Have you ever had an experience when you were trying to study in one of the study halls in Korea University (KU) but were not able to get a seat because it was already full? Or else, have you ever seen a suspicious person who does not seem to be a KU student that is using one of the school facilities? If so, you have been a victim of the problems caused by barcodes.
There are many things that students of KU can do with their smart student cards. They can use it as a debit
card, they can use it to identify themselves and they can use it to benefit from discounts for performances and
restaurants that the KU Students’ Association (KUSA) offers. Besides all these advantages, students mostly use their student cards to reserve seats in the study hall and
borrow books from the library.
Although the student cards that most of the KU students use today are very high-tech and are considered
as smartcards, it was not always like that. Until 2009, barcodes were given out to students separately from
student cards. Thus, in order to use one of the study rooms or the library, students had to use their barcodes.
Moreover, barcodes are still distributed to KU graduates or short-term users of the library even today.
Unfortunately, there have been many reports on the problems of such barcodes used throughout the university.
▲ A student trying to reserve a seat through kiosk using the barcode copied by smartphone.Photographed by Lee Jun Geon.
One of them is the inconvenience of the barcodes. “It is really hard to carry and take care of both the barcode and the student card, since we use both of them often,” says Jung Yujin (’07, Korean Language Education).
Another problem is that some people take advantage of the fact that barcodes can be easily copied. By simply copying the barcodes, many people, including those who have never attended KU, use the copied versions to enter the study halls and check books out from the libraries.
Some people even sell their copied barcodes to others outside of KU through the Internet. Moreover, since barcodes are carried separately from the student cards, it is much easier for people to lend it to others, who would abuse it to reserve a seat that no one is actually using. This is especially a problem during exam
weeks as many students want to find a seat, but are not able to because of those who misuse the system. “Although I have not done it myself, I have heard of many cases of such abuse and I feel that it is totally unfair. Something must be done by the school to solve this problem,” adds Jung.

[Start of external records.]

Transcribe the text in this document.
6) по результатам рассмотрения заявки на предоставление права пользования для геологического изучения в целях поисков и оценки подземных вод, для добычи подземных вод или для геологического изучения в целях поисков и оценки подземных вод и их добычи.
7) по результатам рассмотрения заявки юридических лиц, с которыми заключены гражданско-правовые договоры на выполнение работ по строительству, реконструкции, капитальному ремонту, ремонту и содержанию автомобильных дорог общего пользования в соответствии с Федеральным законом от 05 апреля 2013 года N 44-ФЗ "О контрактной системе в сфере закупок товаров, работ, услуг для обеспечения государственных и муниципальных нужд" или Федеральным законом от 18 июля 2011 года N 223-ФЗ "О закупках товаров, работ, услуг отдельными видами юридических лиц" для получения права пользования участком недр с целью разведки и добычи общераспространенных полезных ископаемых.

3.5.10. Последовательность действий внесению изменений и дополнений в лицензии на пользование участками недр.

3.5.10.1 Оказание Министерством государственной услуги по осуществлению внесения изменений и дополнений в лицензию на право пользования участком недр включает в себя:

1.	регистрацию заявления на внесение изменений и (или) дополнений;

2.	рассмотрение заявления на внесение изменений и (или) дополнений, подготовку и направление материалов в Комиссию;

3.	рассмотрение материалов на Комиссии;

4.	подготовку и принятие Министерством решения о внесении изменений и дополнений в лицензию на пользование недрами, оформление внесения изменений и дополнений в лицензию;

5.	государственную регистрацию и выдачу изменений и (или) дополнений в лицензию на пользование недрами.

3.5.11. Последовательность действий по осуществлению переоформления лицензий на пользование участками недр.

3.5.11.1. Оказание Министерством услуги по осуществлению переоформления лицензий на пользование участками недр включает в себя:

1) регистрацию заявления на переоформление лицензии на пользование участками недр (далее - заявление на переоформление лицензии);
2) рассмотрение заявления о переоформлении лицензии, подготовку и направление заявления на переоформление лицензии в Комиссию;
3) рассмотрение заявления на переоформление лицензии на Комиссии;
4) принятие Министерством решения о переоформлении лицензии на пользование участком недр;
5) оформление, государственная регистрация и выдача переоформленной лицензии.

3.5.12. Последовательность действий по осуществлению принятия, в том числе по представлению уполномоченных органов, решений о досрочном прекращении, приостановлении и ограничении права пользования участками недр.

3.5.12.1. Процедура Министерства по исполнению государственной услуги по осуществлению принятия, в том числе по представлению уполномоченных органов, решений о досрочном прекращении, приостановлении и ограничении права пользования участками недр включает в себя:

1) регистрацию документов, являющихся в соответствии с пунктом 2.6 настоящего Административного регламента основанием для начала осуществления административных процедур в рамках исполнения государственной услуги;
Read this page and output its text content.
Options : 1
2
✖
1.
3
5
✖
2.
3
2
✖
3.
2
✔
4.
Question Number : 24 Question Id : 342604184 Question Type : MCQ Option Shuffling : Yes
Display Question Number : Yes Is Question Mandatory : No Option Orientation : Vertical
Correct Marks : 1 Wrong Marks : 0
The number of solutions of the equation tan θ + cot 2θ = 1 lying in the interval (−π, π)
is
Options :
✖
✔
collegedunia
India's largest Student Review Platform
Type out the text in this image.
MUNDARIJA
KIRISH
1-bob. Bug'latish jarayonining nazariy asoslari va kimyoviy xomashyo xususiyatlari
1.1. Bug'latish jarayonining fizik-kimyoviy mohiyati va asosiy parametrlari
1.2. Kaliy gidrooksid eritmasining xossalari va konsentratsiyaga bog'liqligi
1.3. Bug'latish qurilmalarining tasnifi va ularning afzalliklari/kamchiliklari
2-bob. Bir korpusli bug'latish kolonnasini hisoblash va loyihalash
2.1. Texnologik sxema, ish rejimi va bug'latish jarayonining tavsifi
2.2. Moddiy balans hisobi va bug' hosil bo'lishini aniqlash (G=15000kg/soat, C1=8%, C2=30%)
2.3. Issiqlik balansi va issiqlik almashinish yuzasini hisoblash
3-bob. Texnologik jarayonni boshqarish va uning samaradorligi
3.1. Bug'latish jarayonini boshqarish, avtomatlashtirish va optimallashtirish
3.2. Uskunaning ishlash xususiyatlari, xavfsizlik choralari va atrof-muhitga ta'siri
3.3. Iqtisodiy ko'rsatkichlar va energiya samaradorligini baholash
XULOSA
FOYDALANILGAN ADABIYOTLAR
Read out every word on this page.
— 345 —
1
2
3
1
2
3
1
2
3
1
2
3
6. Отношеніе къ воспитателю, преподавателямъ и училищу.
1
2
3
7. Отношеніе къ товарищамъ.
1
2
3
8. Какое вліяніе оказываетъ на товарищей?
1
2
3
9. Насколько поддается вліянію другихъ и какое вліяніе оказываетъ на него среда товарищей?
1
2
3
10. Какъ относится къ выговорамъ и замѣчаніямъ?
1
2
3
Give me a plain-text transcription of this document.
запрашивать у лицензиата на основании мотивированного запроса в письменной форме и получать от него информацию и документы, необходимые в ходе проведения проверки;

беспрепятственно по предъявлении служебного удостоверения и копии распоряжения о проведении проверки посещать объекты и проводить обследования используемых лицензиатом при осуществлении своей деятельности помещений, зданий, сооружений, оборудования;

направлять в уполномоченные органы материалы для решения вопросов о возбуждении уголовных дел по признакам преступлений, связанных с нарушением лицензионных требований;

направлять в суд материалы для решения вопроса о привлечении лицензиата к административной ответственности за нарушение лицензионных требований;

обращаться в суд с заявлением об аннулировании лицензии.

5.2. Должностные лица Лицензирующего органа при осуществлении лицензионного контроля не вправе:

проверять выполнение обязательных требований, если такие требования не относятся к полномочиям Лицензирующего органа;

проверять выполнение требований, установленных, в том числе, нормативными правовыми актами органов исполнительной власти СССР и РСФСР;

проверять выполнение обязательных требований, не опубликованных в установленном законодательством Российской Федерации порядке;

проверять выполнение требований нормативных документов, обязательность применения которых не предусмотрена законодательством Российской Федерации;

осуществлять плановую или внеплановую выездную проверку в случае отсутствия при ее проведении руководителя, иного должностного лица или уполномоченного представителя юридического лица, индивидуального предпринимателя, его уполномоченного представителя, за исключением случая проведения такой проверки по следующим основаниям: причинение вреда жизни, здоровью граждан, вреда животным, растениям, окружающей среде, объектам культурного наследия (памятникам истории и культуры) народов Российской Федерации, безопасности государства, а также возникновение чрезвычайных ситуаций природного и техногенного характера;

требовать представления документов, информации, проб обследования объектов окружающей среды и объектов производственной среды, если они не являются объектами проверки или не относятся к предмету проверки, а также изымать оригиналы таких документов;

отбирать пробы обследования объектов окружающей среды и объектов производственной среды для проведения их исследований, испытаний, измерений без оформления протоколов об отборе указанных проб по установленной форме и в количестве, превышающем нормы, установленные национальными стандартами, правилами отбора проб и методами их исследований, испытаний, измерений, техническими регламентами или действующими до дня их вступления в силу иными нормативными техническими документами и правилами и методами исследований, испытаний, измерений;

Making copies of the barcodes has unfortunately become even easier thanks to the invention of smartphones. By downloading apps and clicking some buttons on the screen with one’s thumb, one can copy the barcodes of another student without any difficulty at all. There is even an app in the Play store which allows people
to get free barcodes easily, if they simply enter in anyone’s
Many students agree that this is undoubtedly a serious problem, especially because the study halls and the
libraries are one of the privileges of KU students. They argue that since all study rooms are run by the tuition fees paid by the students, they should be the only ones who have the right to use such facilities.
As posted in front of the study halls in the Central Plaza of KU, the university has made some attempts in
preventing such abuse by making the regulations harsher. However, although the poster had been posted since March, many students think that there are not much, if any improvements of the libraries.
▲ The entrance of Centennial Memorial SAMSUNG Hall, where one of the study rooms thatstudents can access with barcodes is located. Photographed by Lee Jun Geon.
Regarding this current situation, KUSA has made several attempts in order to alleviate the problem. At the moment, they are arguing that it is necessary to get rid of barcodes completely and only make the students and even the short-term visitors use smartcards. “KUSA has constantly suggested that the barcode system should be abolished completely and that we should give out smartcards even to those using barcodes including the enrolled and the graduated students,” says Lee Na Young (’10, International Studies), the Director of Education Welfare in KUSA.
KUSA also suggests that they have already made arrangements with Hana Bank to allow KU students to
have new smartcards that enable them to use it as deferred transportation cards. Thus, they argue that KU just simply has to make new kiosks that read such smartcards, and distribute them to every student without excluding anyone.
Some people, including the university, oppose the idea of a new universal smartcard. The biggest reason is the
great cost of making new cards and installing new kiosks in every study hall and library. The school estimates
that it would cost about 100 million won. “Although we have constantly held meetings with the libraries, we kept hearing the same response that new smartcards cannot be made because of the budget,” says Lee.
“We have contacted the school various times but we have not received any practical or clear proposal of a
budget yet,” adds Lee. “Therefore, we demand that the school should expand the budget support for the change of such a system, as it is directly related to the rights of the students to study.”
Even though it might be hard to completely solve the problems that are occurring due to the use of barcodes
right at this moment, it is undeniably a serious issue in KU today. Therefore, it is time for the university as well as KUSA to take more advantageous and progressive actions in order to make such facilities more useful to all of the students.